As reported by GrowthSpotter, the overhaul collapses an earlier three-tower idea into a single L-shaped block and drops the apartment count from 386 to roughly 350. The eight-level parking garage has been rotated in the latest scheme, the entire building has been nudged about 30 feet back from Pasadena Place to ease effects on a nearby senior center, and the southeast corner at Magnolia and Pasadena is being reserved for a retail tenant. The plan also shows about 3,300 square feet of street-level retail and a small public greenspace at the corner of Weber and Magnolia, and notes that Acram Group paid about $6.7 million for the low-rise parcels at 924 and 934 N. Magnolia Ave.

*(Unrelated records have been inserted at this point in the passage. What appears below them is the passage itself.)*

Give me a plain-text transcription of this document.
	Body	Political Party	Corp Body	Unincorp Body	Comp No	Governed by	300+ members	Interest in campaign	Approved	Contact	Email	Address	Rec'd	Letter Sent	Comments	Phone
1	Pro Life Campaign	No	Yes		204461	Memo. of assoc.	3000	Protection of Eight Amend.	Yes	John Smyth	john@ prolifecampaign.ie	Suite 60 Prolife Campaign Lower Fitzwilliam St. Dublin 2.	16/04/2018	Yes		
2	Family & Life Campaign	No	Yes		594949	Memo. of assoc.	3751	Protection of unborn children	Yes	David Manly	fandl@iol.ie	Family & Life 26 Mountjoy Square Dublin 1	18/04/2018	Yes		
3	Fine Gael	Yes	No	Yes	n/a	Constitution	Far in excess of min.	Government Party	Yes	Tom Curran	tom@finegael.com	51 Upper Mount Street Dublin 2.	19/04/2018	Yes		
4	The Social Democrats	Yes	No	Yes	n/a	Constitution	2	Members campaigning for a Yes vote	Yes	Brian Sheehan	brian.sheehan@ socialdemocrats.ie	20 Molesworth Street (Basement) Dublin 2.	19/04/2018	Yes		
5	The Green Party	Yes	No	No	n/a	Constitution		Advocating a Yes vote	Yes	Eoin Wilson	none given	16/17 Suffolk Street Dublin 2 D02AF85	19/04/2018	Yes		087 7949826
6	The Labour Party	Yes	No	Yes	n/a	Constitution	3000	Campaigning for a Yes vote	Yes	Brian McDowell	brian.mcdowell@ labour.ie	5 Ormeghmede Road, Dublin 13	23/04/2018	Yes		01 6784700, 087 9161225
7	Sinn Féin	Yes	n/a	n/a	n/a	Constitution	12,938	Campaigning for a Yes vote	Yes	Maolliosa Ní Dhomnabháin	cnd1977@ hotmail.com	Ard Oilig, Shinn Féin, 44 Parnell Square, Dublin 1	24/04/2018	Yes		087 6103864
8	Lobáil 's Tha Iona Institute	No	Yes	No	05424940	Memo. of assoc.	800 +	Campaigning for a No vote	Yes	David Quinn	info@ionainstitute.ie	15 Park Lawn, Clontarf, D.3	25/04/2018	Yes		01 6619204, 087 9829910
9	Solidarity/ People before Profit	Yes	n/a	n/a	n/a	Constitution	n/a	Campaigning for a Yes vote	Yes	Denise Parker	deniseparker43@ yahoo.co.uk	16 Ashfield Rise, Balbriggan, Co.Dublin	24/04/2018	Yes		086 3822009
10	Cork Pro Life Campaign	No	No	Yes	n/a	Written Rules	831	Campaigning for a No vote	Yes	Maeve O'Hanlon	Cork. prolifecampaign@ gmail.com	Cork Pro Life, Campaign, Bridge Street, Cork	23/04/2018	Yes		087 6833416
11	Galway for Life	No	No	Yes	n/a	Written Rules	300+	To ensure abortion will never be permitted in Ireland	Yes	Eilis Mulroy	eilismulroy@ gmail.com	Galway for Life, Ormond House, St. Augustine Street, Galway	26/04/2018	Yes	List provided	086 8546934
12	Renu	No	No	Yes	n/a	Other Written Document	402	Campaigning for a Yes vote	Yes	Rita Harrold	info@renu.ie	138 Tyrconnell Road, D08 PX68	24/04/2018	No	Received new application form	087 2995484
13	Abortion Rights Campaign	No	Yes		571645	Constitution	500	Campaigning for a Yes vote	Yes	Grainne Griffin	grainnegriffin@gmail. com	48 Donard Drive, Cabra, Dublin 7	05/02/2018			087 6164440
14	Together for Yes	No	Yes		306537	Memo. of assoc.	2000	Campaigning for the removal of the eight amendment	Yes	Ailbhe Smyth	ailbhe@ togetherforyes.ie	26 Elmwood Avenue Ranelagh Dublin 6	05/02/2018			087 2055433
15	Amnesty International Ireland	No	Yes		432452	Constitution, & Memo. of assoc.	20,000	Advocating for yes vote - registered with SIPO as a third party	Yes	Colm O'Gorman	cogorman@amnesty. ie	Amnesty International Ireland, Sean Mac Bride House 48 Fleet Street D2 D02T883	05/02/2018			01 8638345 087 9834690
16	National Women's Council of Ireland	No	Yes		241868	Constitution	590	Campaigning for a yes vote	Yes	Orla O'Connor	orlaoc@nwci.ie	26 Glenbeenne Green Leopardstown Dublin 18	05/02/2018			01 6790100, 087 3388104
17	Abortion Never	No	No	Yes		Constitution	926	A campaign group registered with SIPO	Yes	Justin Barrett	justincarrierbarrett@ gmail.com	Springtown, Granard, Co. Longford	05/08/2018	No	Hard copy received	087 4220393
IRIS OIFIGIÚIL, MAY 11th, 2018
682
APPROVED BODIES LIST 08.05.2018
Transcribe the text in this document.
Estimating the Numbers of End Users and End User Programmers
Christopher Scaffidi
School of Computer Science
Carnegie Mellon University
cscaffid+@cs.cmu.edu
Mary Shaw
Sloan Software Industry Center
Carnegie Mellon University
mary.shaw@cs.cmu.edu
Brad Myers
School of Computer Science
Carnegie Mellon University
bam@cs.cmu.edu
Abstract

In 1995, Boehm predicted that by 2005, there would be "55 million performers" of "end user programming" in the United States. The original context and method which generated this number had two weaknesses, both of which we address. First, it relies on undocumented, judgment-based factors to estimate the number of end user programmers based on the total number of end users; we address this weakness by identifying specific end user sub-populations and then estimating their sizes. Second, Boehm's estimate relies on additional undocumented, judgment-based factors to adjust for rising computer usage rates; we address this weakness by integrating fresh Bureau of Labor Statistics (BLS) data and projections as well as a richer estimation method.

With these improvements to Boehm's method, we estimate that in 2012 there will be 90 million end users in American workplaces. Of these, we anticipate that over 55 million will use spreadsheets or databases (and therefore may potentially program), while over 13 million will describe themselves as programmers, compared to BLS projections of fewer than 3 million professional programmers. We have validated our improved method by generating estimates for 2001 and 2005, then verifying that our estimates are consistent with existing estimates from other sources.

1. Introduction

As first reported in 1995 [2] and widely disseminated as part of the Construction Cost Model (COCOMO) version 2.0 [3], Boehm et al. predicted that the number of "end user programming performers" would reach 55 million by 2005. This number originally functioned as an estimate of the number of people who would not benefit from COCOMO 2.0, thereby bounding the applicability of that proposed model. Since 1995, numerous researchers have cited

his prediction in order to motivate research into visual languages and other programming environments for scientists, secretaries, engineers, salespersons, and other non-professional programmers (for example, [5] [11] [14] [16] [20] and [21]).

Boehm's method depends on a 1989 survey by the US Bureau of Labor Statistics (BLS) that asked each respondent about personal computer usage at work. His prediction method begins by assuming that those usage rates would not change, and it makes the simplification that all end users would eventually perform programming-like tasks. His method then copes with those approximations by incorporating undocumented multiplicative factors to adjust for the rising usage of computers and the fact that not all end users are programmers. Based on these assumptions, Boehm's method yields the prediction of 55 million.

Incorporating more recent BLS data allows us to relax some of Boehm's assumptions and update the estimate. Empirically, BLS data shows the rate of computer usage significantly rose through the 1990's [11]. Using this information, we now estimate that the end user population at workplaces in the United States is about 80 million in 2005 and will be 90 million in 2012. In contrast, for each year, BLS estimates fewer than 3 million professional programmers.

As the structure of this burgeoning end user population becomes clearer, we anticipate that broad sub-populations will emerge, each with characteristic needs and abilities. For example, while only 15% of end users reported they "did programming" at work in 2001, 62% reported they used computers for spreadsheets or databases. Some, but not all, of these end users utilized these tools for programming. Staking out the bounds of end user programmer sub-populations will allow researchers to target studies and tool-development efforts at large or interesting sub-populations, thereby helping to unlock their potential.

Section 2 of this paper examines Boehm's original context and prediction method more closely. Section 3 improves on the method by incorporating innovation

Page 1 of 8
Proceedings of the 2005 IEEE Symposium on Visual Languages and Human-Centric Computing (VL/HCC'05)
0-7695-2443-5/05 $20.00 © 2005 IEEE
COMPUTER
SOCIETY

How This Compares To The 2022 Concept
The new look is a clear break from the modern three-tower concept floated in 2022, when the project showed up as a roughly 20-story, 386-unit complex during a courtesy review in front of the city’s Appearance Review Board. Minutes from that July 2022 meeting show staff and board members zeroed in on pedestrian access, overall massing, and potential utility relocation as key issues that would need more work before anything could move ahead.
Design Choices And Streetscape
Architecture firm Baker Barrios has shifted the new tower’s base toward a more textured, historic-leaning look, swapping in materials like brick and raked stucco to give the lower levels more visual weight and a tactile feel along the sidewalk. Architect Meghan Dietz told the Appearance Review Board that the design team has been playing around with incorporating arches in other areas, a move one board member called a neat touch that stands out from other recent downtown projects. These design notes appear alongside project renderings on Baker Barrios' site and were also covered by GrowthSpotter.
Neighbors And Infrastructure
To address concerns from the adjacent senior center, city staff and ARB members pushed the developer to pull the building mass back roughly 30 feet from Pasadena Place in order to reduce shading and traffic conflicts along that edge. The ARB record also flags utility relocation along Magnolia, including concrete poles and transformers, as an unresolved coordination issue that will need to be settled before construction permits can be issued. Appearance Review Board minutes.
What’s Next And The Wider Context
Acram still has to return to the city with final plans and a concrete utility strategy before permits are in play, and the development team is expected to cycle back through the Appearance Review Board and other planning bodies as details are locked in. The Magnolia tower would land in the middle of a busy development stretch in the North Quarter, including a proposed Gables Residential building at 1000 N. Orange Avenue that would add roughly 300 units along the corridor. OrlandoShine has reported on that project.
Central city leaders are also moving forward with a long-planned Holocaust Museum for Hope & Humanity at the former Chamber of Commerce site on S. Ivanhoe Boulevard, a project expected to break ground later this year. My News 13 and OrlandoShine have also covered those nearby efforts.
If it clears the remaining reviews, the reworked Magnolia tower could reshape a tight stretch of North Magnolia with new retail, townhome-style units, and denser housing while trying to keep peace with its older neighbors and civic institutions. We will keep an eye on future filings and staff reports as the project works its way through the city process and update this story as major milestones land.